Date Published: January 20, 2004
Publisher: Public Library of Science
Author(s): Xuan Wang, James E Haber
Abstract: The single-stranded DNA (ssDNA)-binding protein replication protein A (RPA) is essential for both DNA replication and recombination. Chromatin immunoprecipitation techniques were used to visualize the kinetics and extent of RPA binding following induction of a double-strand break (DSB) and during its repair by homologous recombination in yeast. RPA assembles at the HO endonuclease-cut MAT locus simultaneously with the appearance of the DSB, and binding spreads away from the DSB as 5′ to 3′ exonuclease activity creates more ssDNA. RPA binding precedes binding of the Rad51 recombination protein. The extent of RPA binding is greater when Rad51 is absent, supporting the idea that Rad51 displaces RPA from ssDNA. RPA plays an important role during RAD51-mediated strand invasion of the MAT ssDNA into the donor sequence HML. The replication-proficient but recombination-defective rfa1-t11 (K45E) mutation in the large subunit of RPA is normal in facilitating Rad51 filament formation on ssDNA, but is unable to achieve synapsis between MAT and HML. Thus, RPA appears to play a role in strand invasion as well as in facilitating Rad51 binding to ssDNA, possibly by stabilizing the displaced ssDNA.
Partial Text: Repair of double-strand breaks (DSBs) by homologous recombination involves the search for homology to locate an intact donor sequence. The search is successful when the broken DNA molecule basepairs with the homologous template, termed synapsis, and forms strand invasion intermediates of recombination. In budding yeast and other higher eukaryotes, this process requires both the Rad51 strand exchange protein and the single-stranded DNA (ssDNA)-binding protein replication protein A (RPA) (Alani et al. 1992; Shinohara et al. 1992; Ogawa et al. 1993; Sung 1994; Symington 2002). RPA was first discovered through its essential role in SV40 DNA replication in vitro as a ssDNA-binding protein (Wold et al. 1989). The RPA complex forms a heterotrimer, which consists of three subunits of 70, 34, and 14 kDa, encoded by the RFA1, RFA2, and RFA3 genes, respectively (Wold 1997). Deletion of any of these genes leads to lethality in yeast (Heyer et al. 1990; Brill and Stillman 1991). The biological function of RPA was further demonstrated to be important in homologous recombination in Saccharomyces cerevisiae (Alani et al. 1992; Firmenich et al. 1995; Umezu et al. 1998) and in other aspects of DNA metabolism. Cells carrying a point mutation (K45E) in the largest subunit of RPA (rfa1-t11) are proficient for DNA replication, but their ability to perform mating-type (MAT) gene switching, single-strand annealing, and meiotic recombination is severely impaired (Umezu et al. 1998; Soustelle et al. 2002).

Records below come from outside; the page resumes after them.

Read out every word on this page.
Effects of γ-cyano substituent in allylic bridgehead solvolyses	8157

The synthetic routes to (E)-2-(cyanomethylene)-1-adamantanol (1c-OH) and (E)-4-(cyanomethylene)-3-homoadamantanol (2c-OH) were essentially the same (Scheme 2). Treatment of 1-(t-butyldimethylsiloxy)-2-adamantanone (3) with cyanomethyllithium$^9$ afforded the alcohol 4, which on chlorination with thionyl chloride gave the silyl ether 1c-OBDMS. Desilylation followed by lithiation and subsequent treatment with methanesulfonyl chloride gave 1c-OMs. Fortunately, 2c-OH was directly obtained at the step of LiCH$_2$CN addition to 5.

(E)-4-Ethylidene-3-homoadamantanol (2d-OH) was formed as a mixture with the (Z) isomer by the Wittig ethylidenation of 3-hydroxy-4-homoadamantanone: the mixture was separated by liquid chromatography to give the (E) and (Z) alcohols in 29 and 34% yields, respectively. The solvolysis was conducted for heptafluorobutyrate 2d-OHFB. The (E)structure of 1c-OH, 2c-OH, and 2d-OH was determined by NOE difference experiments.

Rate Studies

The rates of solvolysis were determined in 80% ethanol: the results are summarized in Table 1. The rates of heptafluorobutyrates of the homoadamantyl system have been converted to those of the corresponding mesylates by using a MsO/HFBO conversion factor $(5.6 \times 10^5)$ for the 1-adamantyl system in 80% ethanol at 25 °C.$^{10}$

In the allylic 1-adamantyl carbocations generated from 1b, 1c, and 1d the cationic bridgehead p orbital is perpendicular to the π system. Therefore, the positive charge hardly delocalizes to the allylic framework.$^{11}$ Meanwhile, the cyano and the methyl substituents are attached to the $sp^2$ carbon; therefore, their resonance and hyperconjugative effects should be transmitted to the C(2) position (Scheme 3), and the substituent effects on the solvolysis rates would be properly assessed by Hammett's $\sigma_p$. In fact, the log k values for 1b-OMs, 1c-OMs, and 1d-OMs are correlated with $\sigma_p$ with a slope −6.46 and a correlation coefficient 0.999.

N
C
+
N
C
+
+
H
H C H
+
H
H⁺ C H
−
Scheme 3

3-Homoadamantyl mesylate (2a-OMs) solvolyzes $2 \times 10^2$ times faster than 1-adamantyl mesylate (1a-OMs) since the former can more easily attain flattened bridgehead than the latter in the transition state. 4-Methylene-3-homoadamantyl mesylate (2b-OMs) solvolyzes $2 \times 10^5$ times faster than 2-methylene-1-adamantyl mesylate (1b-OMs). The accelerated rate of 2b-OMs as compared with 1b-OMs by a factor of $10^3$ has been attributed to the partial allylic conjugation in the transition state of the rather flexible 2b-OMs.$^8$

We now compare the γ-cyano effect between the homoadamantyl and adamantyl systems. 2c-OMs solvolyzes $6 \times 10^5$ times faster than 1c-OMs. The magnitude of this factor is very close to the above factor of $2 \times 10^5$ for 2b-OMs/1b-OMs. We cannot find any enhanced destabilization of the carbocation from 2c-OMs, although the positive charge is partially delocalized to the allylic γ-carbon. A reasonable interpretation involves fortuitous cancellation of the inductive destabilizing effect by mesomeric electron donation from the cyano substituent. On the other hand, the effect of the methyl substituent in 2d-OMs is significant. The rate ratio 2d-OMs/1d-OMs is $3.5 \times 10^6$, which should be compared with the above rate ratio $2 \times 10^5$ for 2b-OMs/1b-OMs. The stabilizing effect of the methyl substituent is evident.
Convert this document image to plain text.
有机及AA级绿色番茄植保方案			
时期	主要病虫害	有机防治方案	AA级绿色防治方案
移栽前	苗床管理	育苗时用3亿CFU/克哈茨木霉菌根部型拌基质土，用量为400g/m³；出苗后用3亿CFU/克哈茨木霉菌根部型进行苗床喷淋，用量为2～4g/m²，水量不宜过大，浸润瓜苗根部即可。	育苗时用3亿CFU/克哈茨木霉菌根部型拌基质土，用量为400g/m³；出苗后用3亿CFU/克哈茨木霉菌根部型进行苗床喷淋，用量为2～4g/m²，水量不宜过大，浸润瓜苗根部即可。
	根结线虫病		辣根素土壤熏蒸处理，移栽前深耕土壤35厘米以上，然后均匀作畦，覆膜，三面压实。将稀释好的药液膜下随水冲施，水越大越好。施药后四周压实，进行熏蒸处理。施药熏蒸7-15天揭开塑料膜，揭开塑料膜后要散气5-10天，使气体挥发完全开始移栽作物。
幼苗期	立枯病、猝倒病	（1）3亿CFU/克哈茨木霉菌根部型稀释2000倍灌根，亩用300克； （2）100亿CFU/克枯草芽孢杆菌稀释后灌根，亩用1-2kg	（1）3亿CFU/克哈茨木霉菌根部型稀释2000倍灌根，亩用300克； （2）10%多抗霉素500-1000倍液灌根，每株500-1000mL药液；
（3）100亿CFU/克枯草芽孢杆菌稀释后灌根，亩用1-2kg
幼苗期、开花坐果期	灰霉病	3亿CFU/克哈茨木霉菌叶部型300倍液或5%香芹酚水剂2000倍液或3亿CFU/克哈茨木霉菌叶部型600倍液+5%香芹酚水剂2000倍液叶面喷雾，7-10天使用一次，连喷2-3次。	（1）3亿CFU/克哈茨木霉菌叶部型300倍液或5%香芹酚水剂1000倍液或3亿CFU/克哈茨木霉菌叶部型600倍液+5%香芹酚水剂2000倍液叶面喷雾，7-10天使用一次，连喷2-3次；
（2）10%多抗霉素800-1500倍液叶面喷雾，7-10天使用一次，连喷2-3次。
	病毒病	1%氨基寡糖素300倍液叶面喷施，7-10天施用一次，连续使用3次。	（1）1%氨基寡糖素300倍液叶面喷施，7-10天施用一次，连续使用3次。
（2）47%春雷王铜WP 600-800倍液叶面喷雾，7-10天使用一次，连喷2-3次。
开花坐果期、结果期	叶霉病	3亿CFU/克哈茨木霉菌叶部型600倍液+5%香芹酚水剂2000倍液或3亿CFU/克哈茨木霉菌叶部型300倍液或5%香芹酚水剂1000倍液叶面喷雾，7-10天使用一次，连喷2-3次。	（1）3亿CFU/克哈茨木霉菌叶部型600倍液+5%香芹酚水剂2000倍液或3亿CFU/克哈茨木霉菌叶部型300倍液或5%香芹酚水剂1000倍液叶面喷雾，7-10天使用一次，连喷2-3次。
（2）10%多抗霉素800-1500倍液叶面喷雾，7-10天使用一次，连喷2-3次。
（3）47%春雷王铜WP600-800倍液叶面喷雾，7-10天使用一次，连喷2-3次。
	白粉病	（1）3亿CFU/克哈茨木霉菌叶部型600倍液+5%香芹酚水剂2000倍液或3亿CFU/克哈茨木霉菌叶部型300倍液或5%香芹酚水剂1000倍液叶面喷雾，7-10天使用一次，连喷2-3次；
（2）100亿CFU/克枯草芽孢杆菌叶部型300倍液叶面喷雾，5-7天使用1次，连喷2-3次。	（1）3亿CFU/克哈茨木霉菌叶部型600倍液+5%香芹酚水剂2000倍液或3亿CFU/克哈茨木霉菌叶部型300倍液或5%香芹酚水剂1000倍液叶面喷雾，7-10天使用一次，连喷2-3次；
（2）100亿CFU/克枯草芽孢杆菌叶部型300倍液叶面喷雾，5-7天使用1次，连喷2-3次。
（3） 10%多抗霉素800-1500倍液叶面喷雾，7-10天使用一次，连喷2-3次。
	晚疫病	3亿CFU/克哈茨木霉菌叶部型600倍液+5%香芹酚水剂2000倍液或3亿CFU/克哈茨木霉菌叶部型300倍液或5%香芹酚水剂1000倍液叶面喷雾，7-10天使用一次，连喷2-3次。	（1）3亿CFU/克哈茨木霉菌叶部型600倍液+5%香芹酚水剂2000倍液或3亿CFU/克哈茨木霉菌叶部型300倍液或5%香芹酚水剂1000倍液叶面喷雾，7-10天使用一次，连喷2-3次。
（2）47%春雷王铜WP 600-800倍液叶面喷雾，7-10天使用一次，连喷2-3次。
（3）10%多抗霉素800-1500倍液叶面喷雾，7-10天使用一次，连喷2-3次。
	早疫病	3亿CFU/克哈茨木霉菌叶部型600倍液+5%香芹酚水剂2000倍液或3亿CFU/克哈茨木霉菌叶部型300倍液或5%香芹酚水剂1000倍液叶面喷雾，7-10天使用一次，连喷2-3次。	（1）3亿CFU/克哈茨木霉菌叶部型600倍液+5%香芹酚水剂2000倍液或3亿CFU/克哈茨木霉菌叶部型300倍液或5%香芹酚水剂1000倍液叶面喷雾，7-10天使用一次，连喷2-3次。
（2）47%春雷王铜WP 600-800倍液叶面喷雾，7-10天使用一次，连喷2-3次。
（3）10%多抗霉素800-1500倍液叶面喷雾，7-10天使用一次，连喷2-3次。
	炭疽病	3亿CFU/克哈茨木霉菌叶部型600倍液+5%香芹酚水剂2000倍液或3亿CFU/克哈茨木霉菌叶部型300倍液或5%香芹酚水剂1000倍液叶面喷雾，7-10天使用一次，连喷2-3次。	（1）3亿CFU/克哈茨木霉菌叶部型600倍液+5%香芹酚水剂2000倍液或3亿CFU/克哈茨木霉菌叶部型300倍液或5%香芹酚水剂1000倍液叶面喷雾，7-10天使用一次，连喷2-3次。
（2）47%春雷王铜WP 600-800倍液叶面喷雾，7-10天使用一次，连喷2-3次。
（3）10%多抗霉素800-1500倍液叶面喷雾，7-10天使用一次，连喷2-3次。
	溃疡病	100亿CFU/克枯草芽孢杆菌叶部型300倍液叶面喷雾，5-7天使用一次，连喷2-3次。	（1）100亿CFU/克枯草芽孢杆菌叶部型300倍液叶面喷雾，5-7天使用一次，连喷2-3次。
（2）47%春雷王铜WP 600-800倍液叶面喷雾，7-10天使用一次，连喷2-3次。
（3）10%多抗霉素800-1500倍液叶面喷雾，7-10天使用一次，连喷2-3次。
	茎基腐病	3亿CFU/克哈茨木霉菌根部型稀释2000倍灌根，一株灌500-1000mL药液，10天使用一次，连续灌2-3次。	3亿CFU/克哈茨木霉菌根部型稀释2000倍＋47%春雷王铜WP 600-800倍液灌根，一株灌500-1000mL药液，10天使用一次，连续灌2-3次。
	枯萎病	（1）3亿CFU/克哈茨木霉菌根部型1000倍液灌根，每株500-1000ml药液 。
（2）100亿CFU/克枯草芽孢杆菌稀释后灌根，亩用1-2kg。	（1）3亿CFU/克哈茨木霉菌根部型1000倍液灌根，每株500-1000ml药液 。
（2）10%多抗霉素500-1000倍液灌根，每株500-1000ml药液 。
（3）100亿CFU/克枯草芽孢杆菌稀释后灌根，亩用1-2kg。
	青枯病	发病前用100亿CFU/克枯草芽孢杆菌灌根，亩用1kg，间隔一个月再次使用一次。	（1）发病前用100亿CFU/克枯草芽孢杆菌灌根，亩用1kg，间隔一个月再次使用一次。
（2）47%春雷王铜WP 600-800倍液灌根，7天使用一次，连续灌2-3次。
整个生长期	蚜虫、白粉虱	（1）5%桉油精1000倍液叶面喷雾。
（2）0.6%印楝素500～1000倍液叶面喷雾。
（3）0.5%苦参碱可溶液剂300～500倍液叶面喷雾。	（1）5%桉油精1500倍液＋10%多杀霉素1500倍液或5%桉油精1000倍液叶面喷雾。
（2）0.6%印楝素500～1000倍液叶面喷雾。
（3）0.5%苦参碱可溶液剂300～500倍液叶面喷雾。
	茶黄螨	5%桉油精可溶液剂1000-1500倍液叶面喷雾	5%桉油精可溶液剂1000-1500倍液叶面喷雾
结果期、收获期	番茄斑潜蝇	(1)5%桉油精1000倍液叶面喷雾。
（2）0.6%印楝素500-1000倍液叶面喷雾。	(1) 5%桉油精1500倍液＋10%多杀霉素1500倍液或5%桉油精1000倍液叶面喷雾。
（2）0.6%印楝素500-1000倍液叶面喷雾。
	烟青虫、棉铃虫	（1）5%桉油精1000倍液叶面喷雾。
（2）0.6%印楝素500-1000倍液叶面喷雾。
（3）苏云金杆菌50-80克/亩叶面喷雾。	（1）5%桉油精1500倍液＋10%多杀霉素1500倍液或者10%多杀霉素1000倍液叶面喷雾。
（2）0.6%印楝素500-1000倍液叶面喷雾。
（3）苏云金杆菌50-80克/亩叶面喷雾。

ChIP analysis provides a powerful tool for studying in vivo protein–DNA and protein–protein interactions. Using ChIP and related assays, we have demonstrated important roles of RPA during homologous recombination in vivo that could not have been known with certainty from in vitro studies. RPA is recruited to the DSB ends as soon as the DSB is detected on a Southern blot, and its binding precedes that of Rad51 (see Figures 2 and 4), which supports the idea that RPA is required to remove inhibitory secondary structures on ssDNA for Rad51 to polymerize across these regions (Sugiyama et al. 1997, 1998). This observation is also consistent with in vivo immunofluorescent staining results, suggesting that RPA foci appear earlier than Rad51 foci after irradiation (Golub et al. 1998; Gasior et al. 2001). Rad51 apparently displaces RPA from ssDNA, with the help of Rad52 (see Figure 3) and perhaps the Rad55/Rad57 auxiliary proteins. We note that our results are different from those reported by Wolner et al. (2003), who observed initial binding of RPA only after 45 min, whereas Rad51 was detected 25 min earlier, although it is not clear whether there is a statistically significant increase in Rad51 binding at the earliest time. In that assay, RFA1 was tagged with 13 Myc epitope tags, which may have altered its behavior. We believe our results are consistent with the fact that RPA has a higher-affinity constant for ssDNA and is present in much greater abundance in the cell (Heyer and Kolodner 1989; Mazin et al. 2000; Sugawara et al. 2003).